I think that I can honestly say that this month’s issue is quite likely the most solidly good issue that the series has gotten so far. What I mean by that is that while other issues might have gotten a few points for entertainment value it was mainly due to how ridiculous things seemed. More to the point – it was that we could laugh at the book, not with it, if you catch my meaning. With this, however, the story actually draws you in as an audience and not just as a snark-happy observer. This is not to say that there still aren’t moments of unintentional hilarity – there are. It is just that these moments are actually fewer than the ones that used to seem good, but far and between. It is very likely that perhaps with the help of DeMatteis, Didio was able to pull this off. If only this weren’t the end of said arc. It would have been more solid, given that some plot threads converge here that weren’t given proper emphasis beforehand and so it pulls it down somewhat because it comes off as very shoddy. Which it was, but other than that this issue is able to feint some sort of landing, and for that it deserves a small pat on the back.

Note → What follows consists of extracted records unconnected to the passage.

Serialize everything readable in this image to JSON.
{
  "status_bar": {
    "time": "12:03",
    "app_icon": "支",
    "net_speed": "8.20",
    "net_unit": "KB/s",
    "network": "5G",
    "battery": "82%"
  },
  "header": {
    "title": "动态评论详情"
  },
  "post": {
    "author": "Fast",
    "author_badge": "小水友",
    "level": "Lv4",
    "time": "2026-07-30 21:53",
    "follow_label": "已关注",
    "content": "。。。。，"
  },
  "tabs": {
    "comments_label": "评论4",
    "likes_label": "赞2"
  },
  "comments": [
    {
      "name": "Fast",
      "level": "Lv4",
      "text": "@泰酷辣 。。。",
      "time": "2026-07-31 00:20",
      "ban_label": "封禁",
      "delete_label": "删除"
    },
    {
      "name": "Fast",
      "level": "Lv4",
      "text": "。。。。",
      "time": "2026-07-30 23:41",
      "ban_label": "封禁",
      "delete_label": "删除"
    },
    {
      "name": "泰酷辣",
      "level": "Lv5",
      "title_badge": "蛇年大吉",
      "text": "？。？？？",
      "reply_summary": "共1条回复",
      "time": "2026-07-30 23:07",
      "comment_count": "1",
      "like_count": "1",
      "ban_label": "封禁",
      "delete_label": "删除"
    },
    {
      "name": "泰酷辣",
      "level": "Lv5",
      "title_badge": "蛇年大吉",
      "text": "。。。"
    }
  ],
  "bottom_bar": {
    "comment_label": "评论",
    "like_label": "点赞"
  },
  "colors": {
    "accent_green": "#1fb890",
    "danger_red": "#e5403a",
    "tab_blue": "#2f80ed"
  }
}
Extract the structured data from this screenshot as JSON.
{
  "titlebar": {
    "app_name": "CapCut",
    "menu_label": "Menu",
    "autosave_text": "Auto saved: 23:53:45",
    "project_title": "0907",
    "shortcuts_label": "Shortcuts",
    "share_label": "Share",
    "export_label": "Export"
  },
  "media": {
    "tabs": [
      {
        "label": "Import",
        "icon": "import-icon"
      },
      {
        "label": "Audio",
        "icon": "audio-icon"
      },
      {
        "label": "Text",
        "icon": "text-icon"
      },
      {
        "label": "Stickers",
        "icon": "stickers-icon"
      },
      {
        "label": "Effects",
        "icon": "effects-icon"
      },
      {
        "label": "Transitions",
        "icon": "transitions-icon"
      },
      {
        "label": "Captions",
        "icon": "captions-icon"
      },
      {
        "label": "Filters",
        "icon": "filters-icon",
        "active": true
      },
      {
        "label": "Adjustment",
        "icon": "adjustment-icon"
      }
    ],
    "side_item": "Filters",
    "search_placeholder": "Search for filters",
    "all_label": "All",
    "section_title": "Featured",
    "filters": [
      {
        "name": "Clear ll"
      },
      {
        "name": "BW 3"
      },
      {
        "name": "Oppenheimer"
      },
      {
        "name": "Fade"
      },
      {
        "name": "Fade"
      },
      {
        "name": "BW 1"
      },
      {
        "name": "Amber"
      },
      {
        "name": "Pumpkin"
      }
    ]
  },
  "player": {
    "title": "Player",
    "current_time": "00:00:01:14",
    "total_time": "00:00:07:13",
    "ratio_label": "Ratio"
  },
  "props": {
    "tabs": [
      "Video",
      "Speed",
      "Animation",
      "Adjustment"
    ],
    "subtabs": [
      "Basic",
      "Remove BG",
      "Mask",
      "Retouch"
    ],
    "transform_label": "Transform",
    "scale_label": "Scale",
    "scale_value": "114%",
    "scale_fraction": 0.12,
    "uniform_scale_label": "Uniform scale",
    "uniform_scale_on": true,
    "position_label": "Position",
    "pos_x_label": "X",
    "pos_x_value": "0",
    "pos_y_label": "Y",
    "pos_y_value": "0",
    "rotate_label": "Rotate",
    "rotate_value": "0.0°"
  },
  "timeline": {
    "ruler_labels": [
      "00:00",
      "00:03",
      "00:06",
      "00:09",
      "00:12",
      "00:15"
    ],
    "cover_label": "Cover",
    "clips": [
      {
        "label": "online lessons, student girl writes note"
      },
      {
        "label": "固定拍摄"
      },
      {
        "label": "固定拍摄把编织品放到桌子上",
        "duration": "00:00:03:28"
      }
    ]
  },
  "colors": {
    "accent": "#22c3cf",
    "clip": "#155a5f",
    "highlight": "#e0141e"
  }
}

One of the biggest things that The Phantom Stranger brings forth within this issue, and perhaps one that has already been discussed at great length, is the proper introduction to an oft-anticipated character – The Question! We’ve seen small glimpses of him before, but now he has finally landed and has done so within a title that many are probably overlooking. If only this book was some sleeper hit that was being overlooked, but it is not and The Question’s presence is as worrisome as it is exciting.

The Question has been fundamentally changed in ways that strike at the heart of any devoted fan, so it would be necessary that his character be handled by a writer who would be able to pull off such a change convincingly. Unfortunately it has become the duty of Didio and DeMatteis, the latter of which is hampered by the former. While the idea of a mystery character who speaks only in questions is intriguing, when put under the guise of “The Question” it becomes baffling – and is easily the weakest thing about the issue, due to how distracting it is. On its own, it is an enticing concept – but the execution definitely needs some touching up

The art, as always, has been serviceable. There is clear room for improvement, but as it stands it does the job and it does it competently. The draftsmanship that Anderson brings is eye catching and very dynamic in its execution. Philip Tan’s embellishments perhaps go a bit too far and could have been toned down, if just a little. The team will be supplanted by Gene Ha for the next two issues, and while it would be nice to say that I will miss them in the meantime, I’m more excited about what Ha can bring to the table. The Phantom Stranger keeps making strides in improvement and I hope that it continues to do so as J.M. DeMatteis makes his proper co-writer premier next month.